The rabbinic world view of diversity, however, must not be taken to illogical extremes. The sophomoric view that all theologies and faith systems are equal is not what the rabbis try to imply. The rabbis preached from the outset that there is minimum standards by which a group can be judged. Any group following these seven rules are judged to be a righteous nation, regardless of why or how the have come to observe these laws. This minimal set, the Noahide Laws, include, among other things, the prohibition of murder, theft, and sexual immorality, as well as the establishment of a justice system to adjudicate infractions of the other laws. What these laws do not demand, is an acceptance of the God of Israel, nor the religion of Israel, nor, for that matter, any specific judicial system. Islam, for example, has been considered a Noahide religion form its very inception. Muslims are construed by Jews as obligating themselves to these laws. If an individual, country, etc. violates a Noahide precept, it is not considered as a bad reflection on Islam but upon the violator. Similarly, Christianity has been regarded as a Noahide religion since the Middle Ages. Note that most people in our modern world would subscribe to these laws and probably go far beyond them. That is why it is quite newsworthy when the violation occurs.
Like its sister religions, Judaism exhibits a wide range of rituals, viewpoints, and liturgies. While the applicability of any particular flavor of Judaism is endlessly debated, all may be understood as intrinsically Jewish. To the Jew, revelation, as the word implies, is God being made manifest to human beings. While many such revelations have occurred: Sinai, Jesus, Mohammad, Sinai is that revelation which was revealed to the Jews. At the time of the Sinatic revelation, God made a covenant with the Jewish people that is legally binding upon the Jew from that day to this - and beyond into the endless future. To the Jew, the Bible, what Christians would call the Old Testament, is an account of that covenant and how it was played out among our ancestors. How the covenant works in each succeeding generation is through reverence for the tradition and interpretation of the text. Yet extremes in either interpretation or in reverence is clearly to be shunned. The rabbinic literature teaches us that (Exo.19:18) “And Mount Sinai was altogether on smoke, because the Lord descended upon it in fire,” can be interpreted to mean that Torah, or revelation, is fire, was given in the midst of fire, and is comparable to fire. What is the nature of fire? If one draws too near to it, one gets burned. If one keeps too far from it, one gets chilled. The only thing to do is to warm one’s self in the light.

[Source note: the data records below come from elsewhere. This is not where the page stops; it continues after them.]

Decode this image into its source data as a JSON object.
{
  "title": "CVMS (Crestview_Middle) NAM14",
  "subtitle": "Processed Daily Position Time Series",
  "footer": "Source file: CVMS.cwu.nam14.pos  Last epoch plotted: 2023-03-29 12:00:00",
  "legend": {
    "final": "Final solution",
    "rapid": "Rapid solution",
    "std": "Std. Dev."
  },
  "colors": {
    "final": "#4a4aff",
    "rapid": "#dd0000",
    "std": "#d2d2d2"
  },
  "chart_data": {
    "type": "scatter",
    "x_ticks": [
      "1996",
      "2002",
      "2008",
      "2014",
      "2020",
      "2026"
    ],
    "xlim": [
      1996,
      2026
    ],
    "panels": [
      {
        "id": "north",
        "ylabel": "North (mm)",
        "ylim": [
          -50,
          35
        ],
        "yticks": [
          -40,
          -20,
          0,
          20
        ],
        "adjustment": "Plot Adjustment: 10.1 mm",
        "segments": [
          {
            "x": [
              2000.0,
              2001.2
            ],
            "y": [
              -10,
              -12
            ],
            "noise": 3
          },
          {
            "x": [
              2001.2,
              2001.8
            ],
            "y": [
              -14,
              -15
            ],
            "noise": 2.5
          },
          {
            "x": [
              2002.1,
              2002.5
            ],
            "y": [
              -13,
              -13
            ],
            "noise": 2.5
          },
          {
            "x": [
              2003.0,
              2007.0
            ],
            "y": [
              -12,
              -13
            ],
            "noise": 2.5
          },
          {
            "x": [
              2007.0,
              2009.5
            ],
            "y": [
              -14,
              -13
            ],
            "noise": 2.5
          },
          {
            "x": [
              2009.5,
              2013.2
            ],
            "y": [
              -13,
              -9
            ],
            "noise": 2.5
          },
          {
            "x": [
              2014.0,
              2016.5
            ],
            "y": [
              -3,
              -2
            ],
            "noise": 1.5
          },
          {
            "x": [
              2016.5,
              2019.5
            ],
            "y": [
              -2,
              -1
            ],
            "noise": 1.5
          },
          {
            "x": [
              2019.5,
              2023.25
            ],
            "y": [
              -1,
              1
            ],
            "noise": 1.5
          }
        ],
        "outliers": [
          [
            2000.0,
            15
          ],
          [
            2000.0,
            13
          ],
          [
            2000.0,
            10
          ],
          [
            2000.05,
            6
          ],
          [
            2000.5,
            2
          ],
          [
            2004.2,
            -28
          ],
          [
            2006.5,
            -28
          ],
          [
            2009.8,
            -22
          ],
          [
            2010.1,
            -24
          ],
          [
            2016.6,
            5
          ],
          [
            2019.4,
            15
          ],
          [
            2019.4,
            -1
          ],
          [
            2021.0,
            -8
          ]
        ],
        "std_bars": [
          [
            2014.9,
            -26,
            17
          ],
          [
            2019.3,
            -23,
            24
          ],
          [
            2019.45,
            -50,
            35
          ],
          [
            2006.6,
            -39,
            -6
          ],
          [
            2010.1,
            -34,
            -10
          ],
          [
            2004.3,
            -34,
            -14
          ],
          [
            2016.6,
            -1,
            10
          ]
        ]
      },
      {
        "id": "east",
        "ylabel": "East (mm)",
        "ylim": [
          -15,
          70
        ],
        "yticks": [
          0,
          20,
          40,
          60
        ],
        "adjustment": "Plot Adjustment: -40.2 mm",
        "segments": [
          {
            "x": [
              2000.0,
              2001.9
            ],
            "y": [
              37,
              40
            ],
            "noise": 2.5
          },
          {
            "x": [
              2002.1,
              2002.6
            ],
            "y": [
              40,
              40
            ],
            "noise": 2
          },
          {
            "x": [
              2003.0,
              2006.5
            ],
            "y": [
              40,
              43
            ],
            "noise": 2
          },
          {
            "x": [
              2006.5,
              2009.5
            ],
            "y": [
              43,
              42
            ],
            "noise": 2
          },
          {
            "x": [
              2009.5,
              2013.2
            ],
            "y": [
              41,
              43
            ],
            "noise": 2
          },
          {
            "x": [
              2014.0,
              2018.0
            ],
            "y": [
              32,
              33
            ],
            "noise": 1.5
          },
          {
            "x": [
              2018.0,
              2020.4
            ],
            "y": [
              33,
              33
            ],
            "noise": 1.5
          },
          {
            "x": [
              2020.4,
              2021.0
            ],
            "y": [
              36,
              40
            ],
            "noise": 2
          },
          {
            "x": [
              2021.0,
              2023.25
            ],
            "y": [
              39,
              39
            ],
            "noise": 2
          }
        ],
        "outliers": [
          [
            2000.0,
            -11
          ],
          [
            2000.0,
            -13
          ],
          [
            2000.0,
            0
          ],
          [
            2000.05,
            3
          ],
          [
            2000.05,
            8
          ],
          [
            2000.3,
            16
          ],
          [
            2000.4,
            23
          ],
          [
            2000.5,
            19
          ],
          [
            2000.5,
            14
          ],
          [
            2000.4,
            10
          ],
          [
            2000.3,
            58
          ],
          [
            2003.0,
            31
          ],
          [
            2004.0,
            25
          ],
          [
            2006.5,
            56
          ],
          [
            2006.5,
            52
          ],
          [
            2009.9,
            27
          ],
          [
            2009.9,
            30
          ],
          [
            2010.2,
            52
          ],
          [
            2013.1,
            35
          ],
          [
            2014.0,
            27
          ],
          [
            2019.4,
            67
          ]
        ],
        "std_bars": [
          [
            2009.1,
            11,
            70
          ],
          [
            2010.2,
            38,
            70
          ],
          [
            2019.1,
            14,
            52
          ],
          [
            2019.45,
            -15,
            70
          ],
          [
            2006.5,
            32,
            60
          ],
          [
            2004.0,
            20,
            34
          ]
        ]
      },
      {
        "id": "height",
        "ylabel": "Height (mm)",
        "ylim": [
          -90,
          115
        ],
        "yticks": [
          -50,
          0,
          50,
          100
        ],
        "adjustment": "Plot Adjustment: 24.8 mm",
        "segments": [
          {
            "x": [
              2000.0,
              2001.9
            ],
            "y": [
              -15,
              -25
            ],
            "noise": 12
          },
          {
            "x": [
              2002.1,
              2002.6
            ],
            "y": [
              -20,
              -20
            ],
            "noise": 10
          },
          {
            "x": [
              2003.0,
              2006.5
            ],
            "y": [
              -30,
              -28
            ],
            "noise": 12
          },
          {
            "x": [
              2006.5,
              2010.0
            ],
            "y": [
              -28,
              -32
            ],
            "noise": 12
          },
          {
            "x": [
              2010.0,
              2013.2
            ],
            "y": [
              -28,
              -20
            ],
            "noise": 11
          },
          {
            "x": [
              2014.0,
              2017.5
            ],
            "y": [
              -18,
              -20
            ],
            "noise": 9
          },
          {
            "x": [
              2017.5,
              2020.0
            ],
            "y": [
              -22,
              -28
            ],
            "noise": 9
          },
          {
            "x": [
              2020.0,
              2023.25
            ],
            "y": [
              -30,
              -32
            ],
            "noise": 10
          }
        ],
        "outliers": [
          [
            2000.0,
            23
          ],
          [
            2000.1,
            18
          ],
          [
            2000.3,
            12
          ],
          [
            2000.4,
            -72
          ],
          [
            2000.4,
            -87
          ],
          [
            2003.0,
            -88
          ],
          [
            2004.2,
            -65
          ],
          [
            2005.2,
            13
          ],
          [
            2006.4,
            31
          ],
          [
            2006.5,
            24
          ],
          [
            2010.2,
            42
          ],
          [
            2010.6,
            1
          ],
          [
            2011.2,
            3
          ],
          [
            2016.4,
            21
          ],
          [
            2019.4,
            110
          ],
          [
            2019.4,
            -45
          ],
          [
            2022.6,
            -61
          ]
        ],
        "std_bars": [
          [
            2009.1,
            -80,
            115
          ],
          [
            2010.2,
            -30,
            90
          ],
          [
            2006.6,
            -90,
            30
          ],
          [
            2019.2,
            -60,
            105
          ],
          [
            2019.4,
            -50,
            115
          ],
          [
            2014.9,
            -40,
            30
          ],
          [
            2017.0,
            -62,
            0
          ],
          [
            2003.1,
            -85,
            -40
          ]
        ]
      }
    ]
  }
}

For the Jew, then, there is no ultimate truth. The Jewish concept of truth is that truth is a moving target, redefined by many groups at many times in many places. Each group is aided in its quest for God’s truth by the specific clues with which God has so graciously endowed that group. This inheritance is revelation, but - revelation that is meant for that group, not necessarily everyone. And, because God is generous in revelation, we feel that all people may come to know the word and the truth of God as God expects them to understand it.